A new wave of cyber fraud is rapidly spreading across India, targeting mobile users through fake LPG payment and KYC update messages. Indian Bank has issued an urgent advisory warning customers about these scams, which are designed to steal banking credentials and drain accounts.
The campaign is highly coordinated and leverages public concern around LPG cylinder availability. Cybercriminals are distributing fraudulent messages via SMS, WhatsApp, and social media platforms, impersonating trusted gas providers such as Indane, Bharat Gas, and HP Gas.
These messages typically create urgency, warning users that their LPG connection will be suspended unless they immediately complete a KYC update or make a pending payment. Phrases like “Limited stock available” or “Immediate action required” are strategically used to trigger panic and push users into quick decisions.
The scam follows a classic social engineering model. Victims receive a message containing a malicious link. Once clicked, the link redirects them to a fake website that closely resembles an official LPG provider portal.
Users are then prompted to enter sensitive details such as banking credentials, debit or credit card information, UPI PINs, and OTPs. This information is instantly captured by attackers, allowing them to access bank accounts and initiate unauthorized transactions.
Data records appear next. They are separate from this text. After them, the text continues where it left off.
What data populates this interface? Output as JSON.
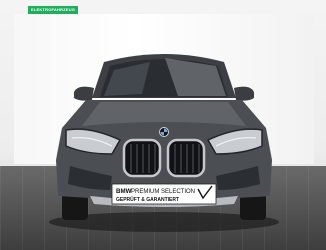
{
  "badge": {
    "label": "ELEKTROFAHRZEUG"
  },
  "plate": {
    "line1_brand": "BMW",
    "line1_rest": " PREMIUM SELECTION",
    "line2": "GEPRÜFT & GARANTIERT"
  },
  "vehicle": {
    "paint_color": "#4b4e53"
  }
}
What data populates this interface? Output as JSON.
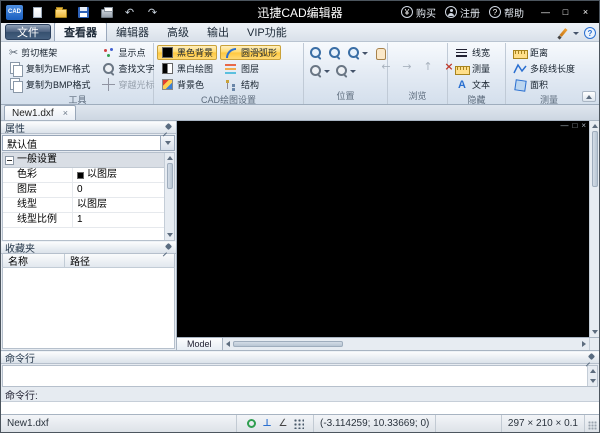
{
  "titlebar": {
    "logo": "CAD",
    "title": "迅捷CAD编辑器",
    "buy": "购买",
    "register": "注册",
    "help": "帮助"
  },
  "icons": {
    "scissors": "✂",
    "undo": "↶",
    "redo": "↷",
    "back": "←",
    "forward": "→",
    "up": "↑",
    "stop": "×",
    "yen": "¥",
    "question": "?",
    "minimize": "—",
    "maximize": "□",
    "close": "×",
    "text_a": "A"
  },
  "tabs": {
    "file": "文件",
    "viewer": "查看器",
    "editor": "编辑器",
    "advanced": "高级",
    "output": "输出",
    "vip": "VIP功能"
  },
  "ribbon": {
    "tools": {
      "caption": "工具",
      "cut_frame": "剪切框架",
      "copy_emf": "复制为EMF格式",
      "copy_bmp": "复制为BMP格式",
      "show_points": "显示点",
      "find_text": "查找文字",
      "cross_cursor": "穿越光标"
    },
    "draw_settings": {
      "caption": "CAD绘图设置",
      "black_bg": "黑色背景",
      "bw_drawing": "黑白绘图",
      "bg_color": "背景色",
      "smooth_arc": "圆滑弧形",
      "layers": "图层",
      "structure": "结构"
    },
    "position": {
      "caption": "位置"
    },
    "browse": {
      "caption": "浏览"
    },
    "hide": {
      "caption": "隐藏",
      "line_width": "线宽",
      "measure": "测量",
      "text": "文本"
    },
    "measure": {
      "caption": "测量",
      "distance": "距离",
      "polyline_length": "多段线长度",
      "area": "面积"
    }
  },
  "document": {
    "tab_label": "New1.dxf",
    "model_label": "Model"
  },
  "props": {
    "title": "属性",
    "preset": "默认值",
    "group_label": "一般设置",
    "rows": [
      {
        "label": "色彩",
        "value": "以图层"
      },
      {
        "label": "图层",
        "value": "0"
      },
      {
        "label": "线型",
        "value": "以图层"
      },
      {
        "label": "线型比例",
        "value": "1"
      }
    ]
  },
  "favorites": {
    "title": "收藏夹",
    "name_col": "名称",
    "path_col": "路径"
  },
  "command": {
    "title": "命令行",
    "prompt": "命令行:",
    "input_value": ""
  },
  "status": {
    "file": "New1.dxf",
    "coords": "(-3.114259; 10.33669; 0)",
    "dims": "297 × 210 × 0.1"
  },
  "colors": {
    "highlight": "#ffd25e",
    "titlebar_bg": "#000000",
    "canvas_bg": "#000000",
    "accent": "#2a6fd0"
  }
}
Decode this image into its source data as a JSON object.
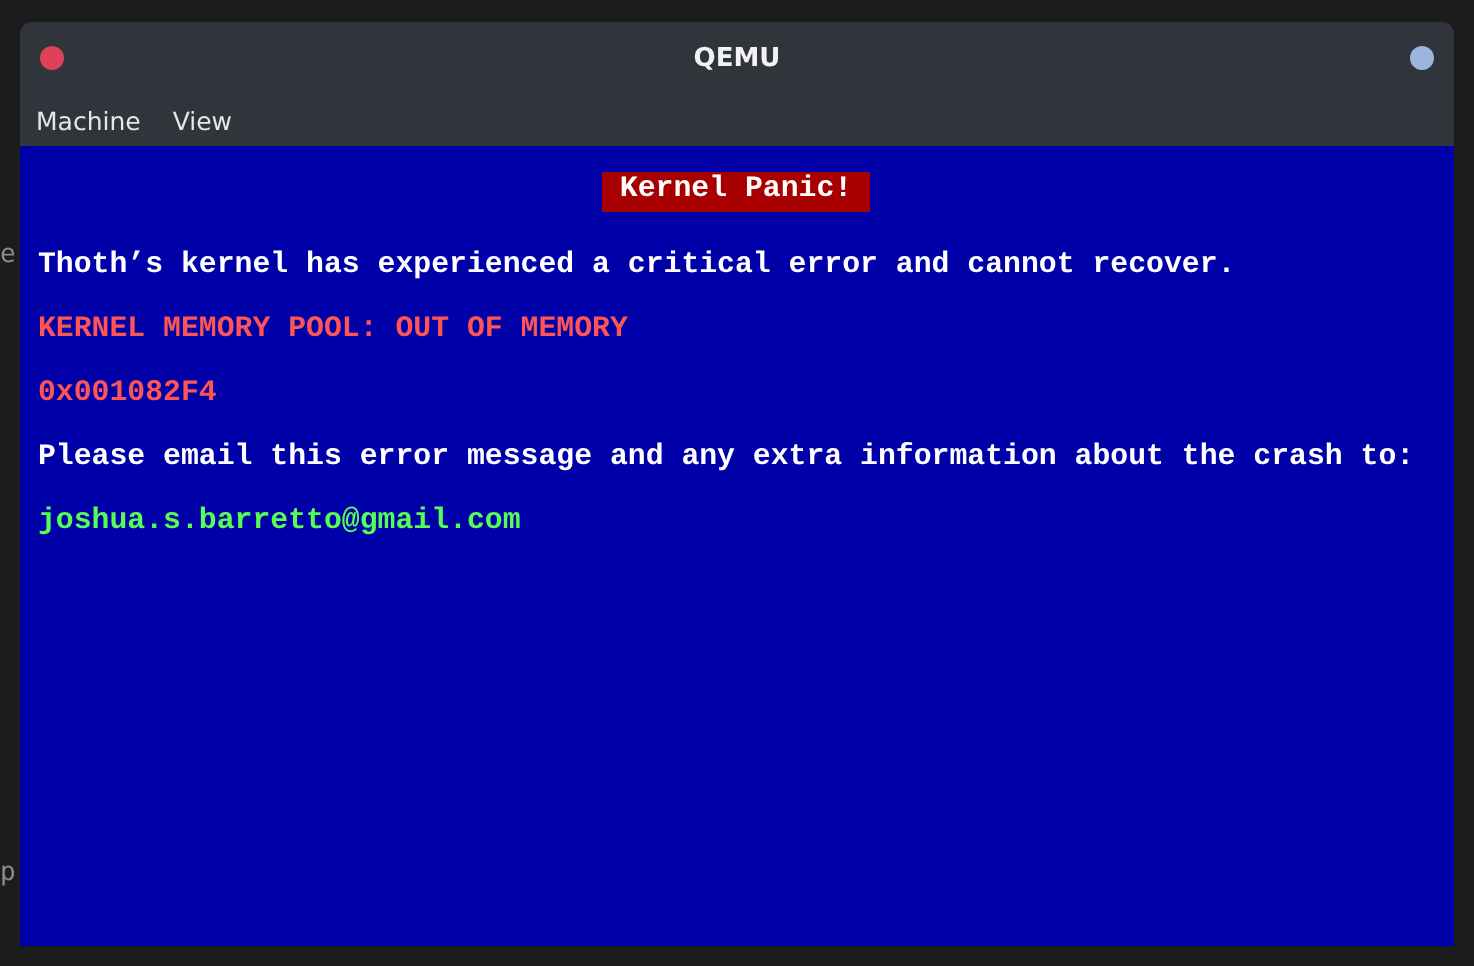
{
  "background_terminal": {
    "lines": [
      "e",
      "p"
    ]
  },
  "window": {
    "title": "QEMU",
    "menu": [
      "Machine",
      "View"
    ]
  },
  "screen": {
    "banner": "Kernel Panic!",
    "lines": [
      {
        "kind": "normal",
        "text": "Thoth’s kernel has experienced a critical error and cannot recover."
      },
      {
        "kind": "error",
        "text": "KERNEL MEMORY POOL: OUT OF MEMORY"
      },
      {
        "kind": "error",
        "text": "0x001082F4"
      },
      {
        "kind": "normal",
        "text": "Please email this error message and any extra information about the crash to:"
      },
      {
        "kind": "contact",
        "text": "joshua.s.barretto@gmail.com"
      }
    ]
  }
}
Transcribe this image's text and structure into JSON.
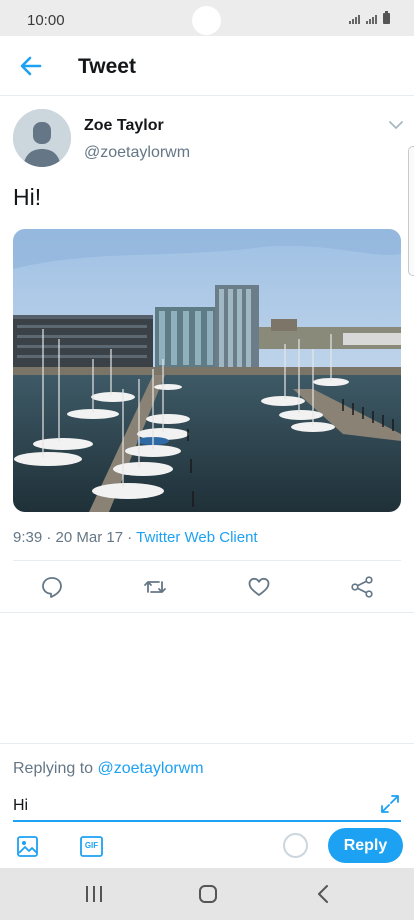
{
  "status_bar": {
    "time": "10:00"
  },
  "header": {
    "title": "Tweet"
  },
  "tweet": {
    "author_name": "Zoe Taylor",
    "author_handle": "@zoetaylorwm",
    "text": "Hi!",
    "time": "9:39",
    "date": "20 Mar 17",
    "separator": " · ",
    "source": "Twitter Web Client"
  },
  "actions": {
    "reply_icon": "speech-bubble",
    "retweet_icon": "retweet-arrows",
    "like_icon": "heart",
    "share_icon": "share-nodes"
  },
  "composer": {
    "replying_prefix": "Replying to ",
    "replying_handle": "@zoetaylorwm",
    "input_value": "Hi",
    "reply_label": "Reply",
    "gif_label": "GIF"
  },
  "colors": {
    "accent": "#1da1f2",
    "text_primary": "#14171a",
    "text_secondary": "#657786"
  }
}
In more advanced variants, attackers send malicious APK files through WhatsApp. When installed, these applications silently gain control over the victim’s device, exposing saved passwords, banking apps, and personal data.
Some fraudsters go a step further by impersonating bank officials through WhatsApp calls, guiding users to click links or share confidential information under the pretext of urgent account verification.
Authorities, including cybercrime units, have reported a growing number of complaints related to these scams. Victims are being targeted at scale, with attackers also using fake advertisements and social media campaigns to lure users into fraudulent payment portals.
Security experts classify this as an event-driven phishing attack, where real-world concerns—in this case LPG availability—are exploited to increase success rates. A similar alert has also been issued in Jammu & Kashmir, indicating that the campaign is expanding geographically and targeting mobile-first users across regions.
To counter this threat, Indian Bank and cybersecurity authorities have issued clear safety guidelines:
Do not click on links received via SMS, WhatsApp, or social media
Never share OTPs, UPI PINs, Aadhaar details, or banking credentials
Always verify LPG-related information through official apps or helplines
Avoid installing APK files from unknown sources
Report suspicious messages to the cybercrime helpline 1930
It is important to remember that no legitimate LPG provider or bank will request sensitive information through unsolicited links or messages.
This incident highlights how cybercriminals are evolving their tactics—combining phishing, malware, and impersonation to exploit everyday services.
For users, the key defense is awareness. Always verify before taking action, especially when urgency is involved. When in doubt, contact your LPG provider or bank directly using official channels.